Der Kreativität sind dabei scheinbar keine Grenzen gesetzt: Wie könnte zum Beispiel ein zukünftiges Mobilfunknetz 4G auf dieser Basis funktionieren? Wäre dann auch in der Praxis umsetzbar, was Techniker theoretisch bereits für möglich halten: dass ein User des Netzes einen zweiten, der derzeit schlechten Empfang hat, mithilfe eines dritten Users mit gutem Empfang erreichen kann? Und wie könnte man diesen möglichen "Helfer" überhaupt dazu bewegen, derart hilfsbereit zu sein? Was wird ihm also dafür angeboten?

In Klagenfurt wird derzeit auch über die Selbstorganisation in Energienetzen diskutiert: Wie müsste ein derartiges System aufgebaut sein, wie müssten die Endgeräte ausgestattet sein, um sinnvoll interagieren und kommunizieren zu können? Elmenreich: "Die Waschmaschine müsste dann wissen, wann der Strom so günstig wie möglich ist, und den Zeitpunkt des Waschgangs vorschlagen."

Ohne externen Operator

Gerade beim heurigen Research-Days-Thema Anwendungsmöglichkeiten scheint eine Eigenschaft der selbstorganisierenden Systeme im Zentrum des Interesses zu stehen. Sie werden nämlich von keinem externen "Operator" kontrolliert. "Unternehmen, die sich damit beschäftigen, stehen also vor einer Herausforderung", sagt Elmenreich, "weil sie die Kontrolle darüber, was im System passiert, nicht haben. Wie kann man dann also gewährleisten, dass es funktioniert und keine Ausfälle übersehen werden?"

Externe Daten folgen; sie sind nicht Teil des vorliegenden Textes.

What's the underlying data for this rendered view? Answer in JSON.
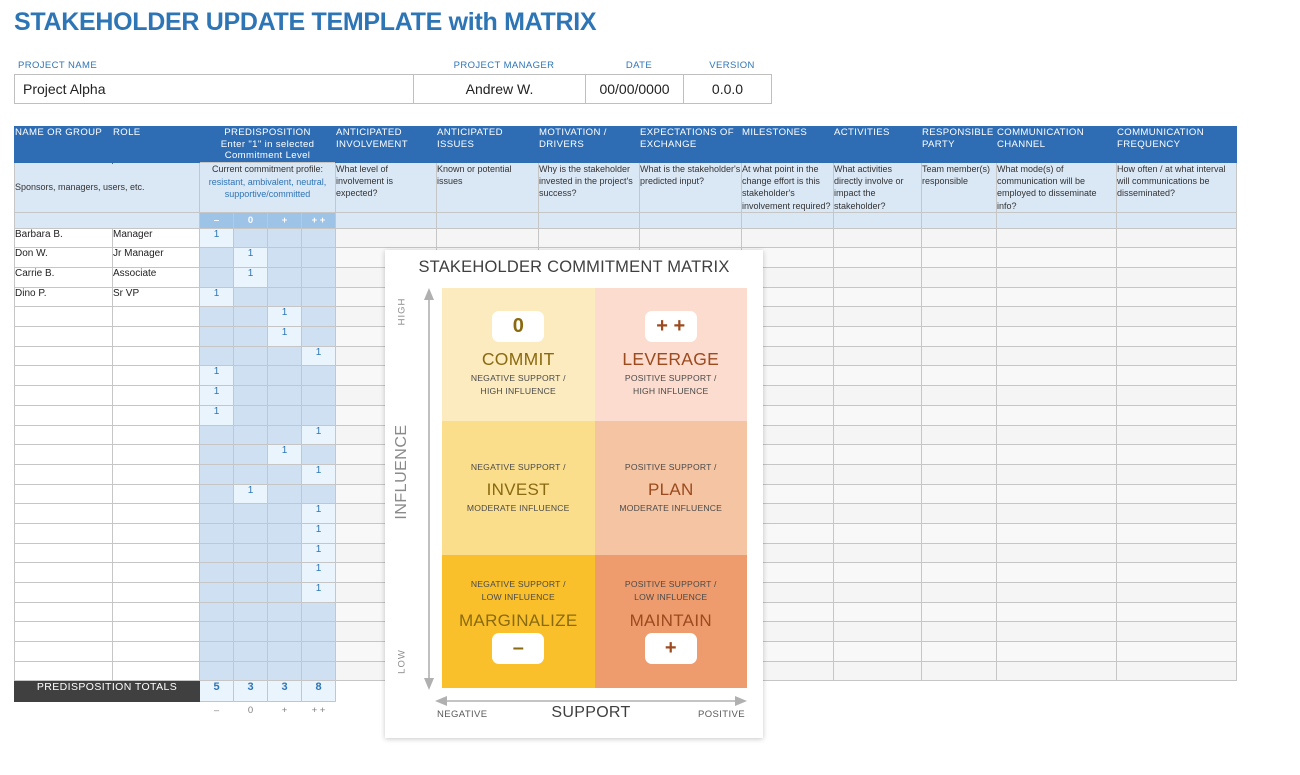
{
  "doc": {
    "title": "STAKEHOLDER UPDATE TEMPLATE with MATRIX"
  },
  "meta": {
    "labels": {
      "project_name": "PROJECT NAME",
      "project_manager": "PROJECT MANAGER",
      "date": "DATE",
      "version": "VERSION"
    },
    "values": {
      "project_name": "Project Alpha",
      "project_manager": "Andrew W.",
      "date": "00/00/0000",
      "version": "0.0.0"
    }
  },
  "table": {
    "headers": {
      "name_or_group": "NAME OR GROUP",
      "role": "ROLE",
      "predisposition": "PREDISPOSITION",
      "predisposition_line2": "Enter \"1\" in selected",
      "predisposition_line3": "Commitment Level",
      "anticipated_involvement": "ANTICIPATED INVOLVEMENT",
      "anticipated_issues": "ANTICIPATED ISSUES",
      "motivation_drivers": "MOTIVATION / DRIVERS",
      "expectations_of_exchange": "EXPECTATIONS OF EXCHANGE",
      "milestones": "MILESTONES",
      "activities": "ACTIVITIES",
      "responsible_party": "RESPONSIBLE PARTY",
      "communication_channel": "COMMUNICATION CHANNEL",
      "communication_frequency": "COMMUNICATION FREQUENCY"
    },
    "subheaders": {
      "name_or_group": "Sponsors, managers, users, etc.",
      "predisposition_title": "Current commitment profile:",
      "predisposition_desc": "resistant, ambivalent, neutral, supportive/committed",
      "anticipated_involvement": "What level of involvement is expected?",
      "anticipated_issues": "Known or potential issues",
      "motivation_drivers": "Why is the stakeholder invested in the project's success?",
      "expectations_of_exchange": "What is the stakeholder's predicted input?",
      "milestones": "At what point in the change effort is this stakeholder's involvement required?",
      "activities": "What activities directly involve or impact the stakeholder?",
      "responsible_party": "Team member(s) responsible",
      "communication_channel": "What mode(s) of communication will be employed to disseminate info?",
      "communication_frequency": "How often / at what interval will communications be disseminated?"
    },
    "commitment_levels": [
      "–",
      "0",
      "+",
      "+ +"
    ],
    "rows": [
      {
        "name": "Barbara B.",
        "role": "Manager",
        "marks": [
          1,
          0,
          0,
          0
        ]
      },
      {
        "name": "Don W.",
        "role": "Jr Manager",
        "marks": [
          0,
          1,
          0,
          0
        ]
      },
      {
        "name": "Carrie B.",
        "role": "Associate",
        "marks": [
          0,
          1,
          0,
          0
        ]
      },
      {
        "name": "Dino P.",
        "role": "Sr VP",
        "marks": [
          1,
          0,
          0,
          0
        ]
      },
      {
        "name": "",
        "role": "",
        "marks": [
          0,
          0,
          1,
          0
        ]
      },
      {
        "name": "",
        "role": "",
        "marks": [
          0,
          0,
          1,
          0
        ]
      },
      {
        "name": "",
        "role": "",
        "marks": [
          0,
          0,
          0,
          1
        ]
      },
      {
        "name": "",
        "role": "",
        "marks": [
          1,
          0,
          0,
          0
        ]
      },
      {
        "name": "",
        "role": "",
        "marks": [
          1,
          0,
          0,
          0
        ]
      },
      {
        "name": "",
        "role": "",
        "marks": [
          1,
          0,
          0,
          0
        ]
      },
      {
        "name": "",
        "role": "",
        "marks": [
          0,
          0,
          0,
          1
        ]
      },
      {
        "name": "",
        "role": "",
        "marks": [
          0,
          0,
          1,
          0
        ]
      },
      {
        "name": "",
        "role": "",
        "marks": [
          0,
          0,
          0,
          1
        ]
      },
      {
        "name": "",
        "role": "",
        "marks": [
          0,
          1,
          0,
          0
        ]
      },
      {
        "name": "",
        "role": "",
        "marks": [
          0,
          0,
          0,
          1
        ]
      },
      {
        "name": "",
        "role": "",
        "marks": [
          0,
          0,
          0,
          1
        ]
      },
      {
        "name": "",
        "role": "",
        "marks": [
          0,
          0,
          0,
          1
        ]
      },
      {
        "name": "",
        "role": "",
        "marks": [
          0,
          0,
          0,
          1
        ]
      },
      {
        "name": "",
        "role": "",
        "marks": [
          0,
          0,
          0,
          1
        ]
      },
      {
        "name": "",
        "role": "",
        "marks": [
          0,
          0,
          0,
          0
        ]
      },
      {
        "name": "",
        "role": "",
        "marks": [
          0,
          0,
          0,
          0
        ]
      },
      {
        "name": "",
        "role": "",
        "marks": [
          0,
          0,
          0,
          0
        ]
      },
      {
        "name": "",
        "role": "",
        "marks": [
          0,
          0,
          0,
          0
        ]
      }
    ],
    "totals": {
      "label": "PREDISPOSITION TOTALS",
      "values": [
        5,
        3,
        3,
        8
      ]
    },
    "footer_signs": [
      "–",
      "0",
      "+",
      "+ +"
    ]
  },
  "matrix": {
    "title": "STAKEHOLDER COMMITMENT MATRIX",
    "y_axis": {
      "label": "INFLUENCE",
      "high": "HIGH",
      "low": "LOW"
    },
    "x_axis": {
      "label": "SUPPORT",
      "negative": "NEGATIVE",
      "positive": "POSITIVE"
    },
    "quadrants": [
      {
        "id": "commit",
        "badge": "0",
        "name": "COMMIT",
        "sub_line1": "NEGATIVE SUPPORT /",
        "sub_line2": "HIGH INFLUENCE",
        "color": "#FCEBBF"
      },
      {
        "id": "leverage",
        "badge": "+ +",
        "name": "LEVERAGE",
        "sub_line1": "POSITIVE SUPPORT /",
        "sub_line2": "HIGH INFLUENCE",
        "color": "#FBDCCE"
      },
      {
        "id": "invest",
        "badge": "",
        "name": "INVEST",
        "sub_line1": "NEGATIVE SUPPORT /",
        "sub_line2": "MODERATE INFLUENCE",
        "color": "#FBDE8C"
      },
      {
        "id": "plan",
        "badge": "",
        "name": "PLAN",
        "sub_line1": "POSITIVE SUPPORT /",
        "sub_line2": "MODERATE INFLUENCE",
        "color": "#F5C4A3"
      },
      {
        "id": "marginalize",
        "badge": "–",
        "name": "MARGINALIZE",
        "sub_line1": "NEGATIVE SUPPORT /",
        "sub_line2": "LOW INFLUENCE",
        "color": "#FAC02C"
      },
      {
        "id": "maintain",
        "badge": "+",
        "name": "MAINTAIN",
        "sub_line1": "POSITIVE SUPPORT /",
        "sub_line2": "LOW INFLUENCE",
        "color": "#EE9C6E"
      }
    ]
  },
  "colors": {
    "title_blue": "#2E75B6",
    "header_blue": "#2E6DB4",
    "subheader_blue": "#DAE7F5",
    "sign_blue": "#9DC3E6",
    "totals_dark": "#404040"
  }
}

Beispiele für den Einsatz solcher "demokratisch verwalteten Systeme" findet man derzeit nur im Internet. Wikipedia sei ein Musterbeispiel für eine "gelungene Umsetzung der Selbstorganisation". Hätte es hier Kontrollen von außen gegeben, "wäre der Erfolg wohl ausgeblieben". Auf dieser Basis entwickelten die Klagenfurter Forscher Roboterfußballmannschaften und testeten verschiedene Interaktionsmuster zwischen den "Agenten" nach den Prinzipien der Evolution. Das erfolgreichste Rezept war: den Gegner decken und die Mannschaft gleichmäßig nach vor und zurück verschieben. "Das ist, so viel ich weiß, auch in der Realität eine vielversprechende Taktik", sagt Elmenreich. (Peter Illetschko/DER STANDARD, Printausgabe, 13.07.2011)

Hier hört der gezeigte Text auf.